Re: [PATCH] futex: Support smaller futexes of one byte or two byte size.

From: Malte Skarupke
Date: Sun Dec 08 2019 - 17:20:09 EST

In my first version WAKE also took a size parameter, however I chose to not send that version because there are two problems with that. You already noticed the first problem: we would have to store the size and verify that it matches on WAKE.

The second problem is with REQUEUE and CMP_REQUEUE: The usual case there will be that you have a mutex that's 8 bits in size, but the condition variable is harder to fit into 8 bits and will be larger. So you would need to pass in two different size flags. But REQUEUE doesn't actually care what the size is at all. It just moves waiters around. CMP_REQUEUE does care, but only for one of the arguments. So it works out perfectly that there is one flag for the size.

Those two cases really helped me clarify what the size argument actually is needed for. It's only needed for the "compare" part of CMP_REQUEUE. Similarly WAIT could have also been named CMP_WAIT and if it was named that, it would also be obvious that the size argument is only needed for the "compare" part of WAIT. All the other work that WAIT does doesn't actually care about the memory behind the pointer at all. It only cares about the address.

That also illustrates what should happen if we splice a futex and call WAIT on @ptr and WAKE on @ptr+1: If I understand you correctly, (and correct me if I'm wrong here) your point is that there would be an inconsistency in the API there. You say it would be inconsistent for a size-less WAKE to not wake a futex that it's pointing in the middle of.

But with the above thoughts, we realize that since those are two different addresses, they refer to two different futexes. It doesn't matter that the WAIT was for a four byte futex. That information was only relevant for the "compare" part of WAIT. It's not relevant for anything else, and therefore it's not relevant for the identity of the futex. So the fact that splicing a futex doesn't work (and can't easily be made to work) does not point at an inconsistency in the API.

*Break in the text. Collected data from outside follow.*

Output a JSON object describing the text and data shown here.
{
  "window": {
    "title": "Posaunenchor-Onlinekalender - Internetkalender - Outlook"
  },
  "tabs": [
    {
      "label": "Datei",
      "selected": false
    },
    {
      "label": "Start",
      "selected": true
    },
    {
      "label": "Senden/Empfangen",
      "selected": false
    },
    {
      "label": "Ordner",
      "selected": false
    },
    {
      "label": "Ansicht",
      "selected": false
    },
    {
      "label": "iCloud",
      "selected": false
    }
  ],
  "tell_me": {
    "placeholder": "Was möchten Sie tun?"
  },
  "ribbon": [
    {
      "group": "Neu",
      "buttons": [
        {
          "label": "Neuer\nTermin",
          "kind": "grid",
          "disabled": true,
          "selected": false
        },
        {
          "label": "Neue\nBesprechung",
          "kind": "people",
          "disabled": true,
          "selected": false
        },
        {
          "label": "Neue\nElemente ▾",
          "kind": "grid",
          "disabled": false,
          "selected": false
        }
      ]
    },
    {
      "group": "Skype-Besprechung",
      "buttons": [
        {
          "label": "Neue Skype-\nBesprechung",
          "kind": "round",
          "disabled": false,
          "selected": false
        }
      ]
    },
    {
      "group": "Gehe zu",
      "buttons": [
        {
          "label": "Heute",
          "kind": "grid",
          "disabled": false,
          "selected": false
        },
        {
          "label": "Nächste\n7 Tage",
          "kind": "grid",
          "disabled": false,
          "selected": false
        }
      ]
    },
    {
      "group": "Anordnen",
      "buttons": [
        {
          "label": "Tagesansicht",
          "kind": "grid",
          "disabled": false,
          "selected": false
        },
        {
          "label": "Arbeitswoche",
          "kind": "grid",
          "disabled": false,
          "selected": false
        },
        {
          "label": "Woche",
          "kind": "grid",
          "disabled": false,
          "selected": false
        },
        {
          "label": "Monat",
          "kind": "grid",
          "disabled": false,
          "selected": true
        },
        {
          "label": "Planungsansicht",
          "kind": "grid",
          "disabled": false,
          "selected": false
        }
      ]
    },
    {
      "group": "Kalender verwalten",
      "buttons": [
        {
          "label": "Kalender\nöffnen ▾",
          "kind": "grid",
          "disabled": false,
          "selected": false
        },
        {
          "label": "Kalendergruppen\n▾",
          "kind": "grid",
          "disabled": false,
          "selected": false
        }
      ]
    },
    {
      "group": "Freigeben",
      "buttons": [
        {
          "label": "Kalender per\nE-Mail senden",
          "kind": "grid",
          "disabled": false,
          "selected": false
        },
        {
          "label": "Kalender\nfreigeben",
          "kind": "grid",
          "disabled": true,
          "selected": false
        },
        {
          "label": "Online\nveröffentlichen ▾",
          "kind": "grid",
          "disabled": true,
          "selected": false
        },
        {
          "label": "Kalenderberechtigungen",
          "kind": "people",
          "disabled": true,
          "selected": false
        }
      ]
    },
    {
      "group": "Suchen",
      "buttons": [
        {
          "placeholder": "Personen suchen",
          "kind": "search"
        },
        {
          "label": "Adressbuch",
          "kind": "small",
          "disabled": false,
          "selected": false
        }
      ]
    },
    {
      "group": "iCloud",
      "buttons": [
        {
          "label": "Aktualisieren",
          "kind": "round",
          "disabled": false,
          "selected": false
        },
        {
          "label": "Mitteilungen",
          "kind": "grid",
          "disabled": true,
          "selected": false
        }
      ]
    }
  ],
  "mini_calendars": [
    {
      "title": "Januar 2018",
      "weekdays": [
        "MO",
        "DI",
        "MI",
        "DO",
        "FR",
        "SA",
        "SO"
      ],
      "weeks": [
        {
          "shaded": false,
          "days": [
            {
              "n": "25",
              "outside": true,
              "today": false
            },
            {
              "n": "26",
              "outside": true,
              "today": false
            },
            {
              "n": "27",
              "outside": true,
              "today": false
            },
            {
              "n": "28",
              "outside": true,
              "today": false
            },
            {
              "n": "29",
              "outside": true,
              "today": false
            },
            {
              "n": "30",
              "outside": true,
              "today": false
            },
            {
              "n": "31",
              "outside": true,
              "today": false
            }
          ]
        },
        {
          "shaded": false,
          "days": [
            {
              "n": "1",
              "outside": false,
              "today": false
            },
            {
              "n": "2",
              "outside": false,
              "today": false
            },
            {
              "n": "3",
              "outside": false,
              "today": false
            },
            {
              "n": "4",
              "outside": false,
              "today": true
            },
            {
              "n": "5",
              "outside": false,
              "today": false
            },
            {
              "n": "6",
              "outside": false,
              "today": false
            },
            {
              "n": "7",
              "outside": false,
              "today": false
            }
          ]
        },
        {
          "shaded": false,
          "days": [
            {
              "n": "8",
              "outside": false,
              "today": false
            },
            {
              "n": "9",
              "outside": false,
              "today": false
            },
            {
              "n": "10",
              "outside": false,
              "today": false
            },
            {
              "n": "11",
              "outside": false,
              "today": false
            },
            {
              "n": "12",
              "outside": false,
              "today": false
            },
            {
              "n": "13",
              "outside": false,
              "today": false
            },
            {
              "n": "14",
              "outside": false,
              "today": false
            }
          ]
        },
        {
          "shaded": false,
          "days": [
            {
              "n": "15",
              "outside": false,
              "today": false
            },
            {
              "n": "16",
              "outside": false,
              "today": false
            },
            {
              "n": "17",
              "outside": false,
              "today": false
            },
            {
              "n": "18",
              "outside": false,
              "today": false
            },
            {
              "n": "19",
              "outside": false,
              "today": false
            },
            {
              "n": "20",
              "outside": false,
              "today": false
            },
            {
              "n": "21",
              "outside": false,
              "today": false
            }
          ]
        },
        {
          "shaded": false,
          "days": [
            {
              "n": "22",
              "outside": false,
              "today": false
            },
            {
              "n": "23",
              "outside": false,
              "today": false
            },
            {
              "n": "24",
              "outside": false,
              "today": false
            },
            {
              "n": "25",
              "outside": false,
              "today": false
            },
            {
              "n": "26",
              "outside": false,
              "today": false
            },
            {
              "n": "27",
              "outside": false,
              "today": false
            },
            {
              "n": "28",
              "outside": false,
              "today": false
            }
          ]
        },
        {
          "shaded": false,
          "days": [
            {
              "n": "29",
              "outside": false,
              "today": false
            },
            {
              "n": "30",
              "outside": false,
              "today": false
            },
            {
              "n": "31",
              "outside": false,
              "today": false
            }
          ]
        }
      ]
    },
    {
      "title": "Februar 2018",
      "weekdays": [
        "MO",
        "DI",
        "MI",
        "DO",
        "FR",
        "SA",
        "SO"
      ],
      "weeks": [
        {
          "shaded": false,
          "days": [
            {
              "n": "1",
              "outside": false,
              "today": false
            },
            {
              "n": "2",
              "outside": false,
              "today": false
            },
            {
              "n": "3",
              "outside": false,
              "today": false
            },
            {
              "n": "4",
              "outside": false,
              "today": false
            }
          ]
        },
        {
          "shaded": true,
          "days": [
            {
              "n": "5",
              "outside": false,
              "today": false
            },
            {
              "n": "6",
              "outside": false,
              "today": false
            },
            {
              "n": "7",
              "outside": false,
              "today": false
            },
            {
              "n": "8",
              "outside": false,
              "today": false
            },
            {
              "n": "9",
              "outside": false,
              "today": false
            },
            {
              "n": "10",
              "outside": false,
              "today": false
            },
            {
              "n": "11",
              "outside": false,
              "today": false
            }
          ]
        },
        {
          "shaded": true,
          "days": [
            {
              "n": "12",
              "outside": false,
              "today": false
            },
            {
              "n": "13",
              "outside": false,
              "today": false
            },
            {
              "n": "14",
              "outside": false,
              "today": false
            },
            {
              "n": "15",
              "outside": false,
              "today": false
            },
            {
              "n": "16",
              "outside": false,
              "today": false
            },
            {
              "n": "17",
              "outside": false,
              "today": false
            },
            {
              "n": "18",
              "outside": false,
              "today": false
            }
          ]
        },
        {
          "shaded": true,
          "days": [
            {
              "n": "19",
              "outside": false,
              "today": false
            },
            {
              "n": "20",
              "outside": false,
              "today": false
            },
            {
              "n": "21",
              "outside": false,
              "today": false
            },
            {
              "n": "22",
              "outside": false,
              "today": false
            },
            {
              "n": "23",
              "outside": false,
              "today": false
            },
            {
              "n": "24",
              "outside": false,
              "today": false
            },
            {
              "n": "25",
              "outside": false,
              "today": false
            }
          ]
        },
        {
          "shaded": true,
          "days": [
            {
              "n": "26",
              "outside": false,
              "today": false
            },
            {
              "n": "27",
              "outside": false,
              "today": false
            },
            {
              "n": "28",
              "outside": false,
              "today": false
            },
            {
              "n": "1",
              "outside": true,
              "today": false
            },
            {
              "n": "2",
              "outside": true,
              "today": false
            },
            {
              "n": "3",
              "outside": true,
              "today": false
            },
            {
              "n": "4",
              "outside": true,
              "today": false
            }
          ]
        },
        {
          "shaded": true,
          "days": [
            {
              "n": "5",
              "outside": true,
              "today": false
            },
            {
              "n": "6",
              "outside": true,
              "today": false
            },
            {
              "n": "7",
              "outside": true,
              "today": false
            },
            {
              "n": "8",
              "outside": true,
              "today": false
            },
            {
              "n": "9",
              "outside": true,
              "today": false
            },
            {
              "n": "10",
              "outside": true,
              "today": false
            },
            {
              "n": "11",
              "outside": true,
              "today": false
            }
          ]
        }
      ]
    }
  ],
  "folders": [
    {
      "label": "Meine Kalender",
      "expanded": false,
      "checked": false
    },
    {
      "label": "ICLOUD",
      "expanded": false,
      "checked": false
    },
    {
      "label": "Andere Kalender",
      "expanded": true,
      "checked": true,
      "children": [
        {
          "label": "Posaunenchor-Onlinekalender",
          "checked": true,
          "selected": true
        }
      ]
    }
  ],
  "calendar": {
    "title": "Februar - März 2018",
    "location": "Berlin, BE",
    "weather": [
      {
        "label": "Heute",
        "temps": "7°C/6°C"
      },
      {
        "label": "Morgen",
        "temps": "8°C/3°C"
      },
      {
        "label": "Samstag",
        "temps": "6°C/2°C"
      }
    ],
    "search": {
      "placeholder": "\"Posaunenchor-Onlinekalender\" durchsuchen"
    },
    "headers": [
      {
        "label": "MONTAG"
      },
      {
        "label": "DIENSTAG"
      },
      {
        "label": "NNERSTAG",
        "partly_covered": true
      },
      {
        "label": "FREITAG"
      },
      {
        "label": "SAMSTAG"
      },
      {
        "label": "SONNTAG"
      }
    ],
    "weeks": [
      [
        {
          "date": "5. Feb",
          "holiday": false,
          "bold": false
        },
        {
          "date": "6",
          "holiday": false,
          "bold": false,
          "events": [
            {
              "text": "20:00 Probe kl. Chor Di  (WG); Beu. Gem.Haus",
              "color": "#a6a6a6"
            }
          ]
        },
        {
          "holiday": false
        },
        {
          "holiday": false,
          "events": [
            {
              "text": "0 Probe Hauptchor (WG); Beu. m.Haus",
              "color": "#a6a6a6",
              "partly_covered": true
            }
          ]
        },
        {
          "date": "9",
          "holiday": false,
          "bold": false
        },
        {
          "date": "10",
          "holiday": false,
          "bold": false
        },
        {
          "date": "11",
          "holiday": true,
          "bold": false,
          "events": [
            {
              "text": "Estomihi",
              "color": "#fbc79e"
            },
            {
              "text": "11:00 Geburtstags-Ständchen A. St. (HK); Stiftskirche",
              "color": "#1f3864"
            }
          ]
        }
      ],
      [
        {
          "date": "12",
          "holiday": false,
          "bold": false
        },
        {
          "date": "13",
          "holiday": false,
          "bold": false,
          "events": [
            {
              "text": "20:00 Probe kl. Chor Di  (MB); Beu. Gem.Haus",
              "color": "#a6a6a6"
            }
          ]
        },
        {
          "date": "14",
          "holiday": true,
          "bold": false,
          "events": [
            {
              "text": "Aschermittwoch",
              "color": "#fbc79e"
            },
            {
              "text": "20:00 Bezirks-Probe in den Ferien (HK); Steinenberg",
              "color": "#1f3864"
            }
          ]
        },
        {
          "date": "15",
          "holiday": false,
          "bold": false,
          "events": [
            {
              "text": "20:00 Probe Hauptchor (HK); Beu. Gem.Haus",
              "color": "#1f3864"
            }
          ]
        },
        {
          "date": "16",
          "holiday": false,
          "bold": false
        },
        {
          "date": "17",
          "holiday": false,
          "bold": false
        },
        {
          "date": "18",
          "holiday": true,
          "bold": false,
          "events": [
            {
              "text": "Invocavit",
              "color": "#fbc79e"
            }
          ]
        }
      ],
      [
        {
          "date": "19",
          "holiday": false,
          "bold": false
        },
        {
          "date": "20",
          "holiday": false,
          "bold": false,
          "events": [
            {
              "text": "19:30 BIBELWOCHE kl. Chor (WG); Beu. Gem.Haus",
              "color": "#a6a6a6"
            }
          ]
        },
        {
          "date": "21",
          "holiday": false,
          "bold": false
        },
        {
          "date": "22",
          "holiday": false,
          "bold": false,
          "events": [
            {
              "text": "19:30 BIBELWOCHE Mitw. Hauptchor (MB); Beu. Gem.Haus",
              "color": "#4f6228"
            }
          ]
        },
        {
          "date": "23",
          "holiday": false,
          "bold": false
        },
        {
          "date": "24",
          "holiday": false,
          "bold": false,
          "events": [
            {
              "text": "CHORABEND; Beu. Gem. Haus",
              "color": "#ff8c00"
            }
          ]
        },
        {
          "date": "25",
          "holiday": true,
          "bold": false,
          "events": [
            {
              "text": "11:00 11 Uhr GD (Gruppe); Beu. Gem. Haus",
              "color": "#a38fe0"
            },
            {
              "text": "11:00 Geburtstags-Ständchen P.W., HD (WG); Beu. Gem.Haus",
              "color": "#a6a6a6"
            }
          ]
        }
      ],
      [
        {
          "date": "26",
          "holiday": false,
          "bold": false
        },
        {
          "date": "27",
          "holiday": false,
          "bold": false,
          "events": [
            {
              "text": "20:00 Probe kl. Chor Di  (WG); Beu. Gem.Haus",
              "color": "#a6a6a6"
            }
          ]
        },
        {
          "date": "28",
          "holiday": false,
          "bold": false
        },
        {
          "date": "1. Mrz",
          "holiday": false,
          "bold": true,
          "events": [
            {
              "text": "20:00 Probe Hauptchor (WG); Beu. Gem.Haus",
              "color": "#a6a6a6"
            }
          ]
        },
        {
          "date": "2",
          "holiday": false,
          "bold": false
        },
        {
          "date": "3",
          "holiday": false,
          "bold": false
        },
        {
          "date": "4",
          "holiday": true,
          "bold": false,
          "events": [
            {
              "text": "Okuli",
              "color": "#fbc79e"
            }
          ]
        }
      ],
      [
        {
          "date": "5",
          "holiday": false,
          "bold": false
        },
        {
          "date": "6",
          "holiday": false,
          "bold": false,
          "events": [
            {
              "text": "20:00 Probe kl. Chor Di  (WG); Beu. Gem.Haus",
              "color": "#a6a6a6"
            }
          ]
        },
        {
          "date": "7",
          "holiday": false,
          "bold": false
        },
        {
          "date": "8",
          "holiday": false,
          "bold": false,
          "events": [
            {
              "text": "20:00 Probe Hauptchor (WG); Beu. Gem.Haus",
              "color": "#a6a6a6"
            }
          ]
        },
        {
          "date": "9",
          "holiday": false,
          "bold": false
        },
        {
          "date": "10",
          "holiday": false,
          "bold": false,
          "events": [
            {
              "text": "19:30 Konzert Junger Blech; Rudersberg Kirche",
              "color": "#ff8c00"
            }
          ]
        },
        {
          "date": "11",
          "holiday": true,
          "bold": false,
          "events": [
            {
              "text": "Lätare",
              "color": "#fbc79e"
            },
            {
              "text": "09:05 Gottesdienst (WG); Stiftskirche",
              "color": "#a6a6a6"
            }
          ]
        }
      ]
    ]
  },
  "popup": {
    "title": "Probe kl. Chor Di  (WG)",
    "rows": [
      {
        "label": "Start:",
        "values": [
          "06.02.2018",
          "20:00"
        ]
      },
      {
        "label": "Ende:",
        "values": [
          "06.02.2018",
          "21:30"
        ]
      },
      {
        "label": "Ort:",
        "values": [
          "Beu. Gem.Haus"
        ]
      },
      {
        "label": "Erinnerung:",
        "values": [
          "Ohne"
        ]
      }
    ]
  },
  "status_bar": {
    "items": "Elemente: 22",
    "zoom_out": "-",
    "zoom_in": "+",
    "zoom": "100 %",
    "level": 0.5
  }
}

Taking all that into account, I believe there are two possible consistent implementations for sized futexes. One of them is the one you're asking for, where the size is always passed and always verified to be correct. The other one is the one I'm proposing, where the size argument only applies to the "compare" part of WAIT and CMP_REQUEUE, and all the other work of futexes is size-less and only works on the address. (and I think similar reasoning will work for the operations that are not supported yet)

I believe that between those two consistent implementations, the one with size-less WAKE and REQUEUE is preferable. REQUEUE in particular makes clear how we really don't care about the size in these operations. There is no difference in behavior when moving between futexes of different sizes or the same size. It just doesn't matter. But if REQUEUE is size-less, it would be inconsistent for WAKE to require a size since REQUEUE is just a WAKE with extra features.

The other downside of the version that checks the size is that we, well, have to check the size. That's extra work we have to do and extra data we have to store, and I can't come up with any case where a user would actually benefit from us doing that extra work.

All that being said I agree with your other comments (renaming FUTEX_NO_READ_WRITE to FUTEX_NONE, and introducing a futex_size() function to simplify some of the code). I'll change the code and send a new patch.

Meanwhile let me know what you would like to do about passing a size to WAKE or not.

Malte Skarupke

Am Fr, 6. Dez 2019, um 12:37, schrieb Peter Zijlstra:
> On Fri, Dec 06, 2019 at 04:31:29PM +0100, Peter Zijlstra wrote:
> > > + case FUTEX_WAKE:
> > > + case FUTEX_REQUEUE:
> > > + /*
> > > + * these instructions work with sized mutexes, but you
> > > + * don't need to pass the size. we could silently
> > > + * ignore the size argument, but the code won't verify
> > > + * that the correct size is used, so it's preferable
> > > + * to make that clear to the caller.
> > > + *
> > > + * for requeue the meaning would also be ambiguous: do
> > > + * both of them have to be the same size or not? they
> > > + * don't, and that's clearer when you just don't pass
> > > + * a size argument.
> > > + */
> > > + return -EINVAL;
> >
> > Took me a while to figure out this relies on FUTEX_NONE to avoid the
> > alignment tests.
> And thikning more on that, I really _realy_ hate this.
> You're basically saying WAKE is size-less, but that means we must
> consider what it means to have a u32 WAIT on @ptr, and a u8 WAKE on
> @ptr+1. If the wake really is size-less that should match.
> I'd be much happier with requiring strict sizing. Because conversely,
> what happens if you have a u32-WAIT at @ptr paired with a u8-WAKE at
> @ptr? If we demand strict size we can say that should not match. This
> does however mean we should include the size in the hash-match function.
> Your Changelog did not consider these implications at all.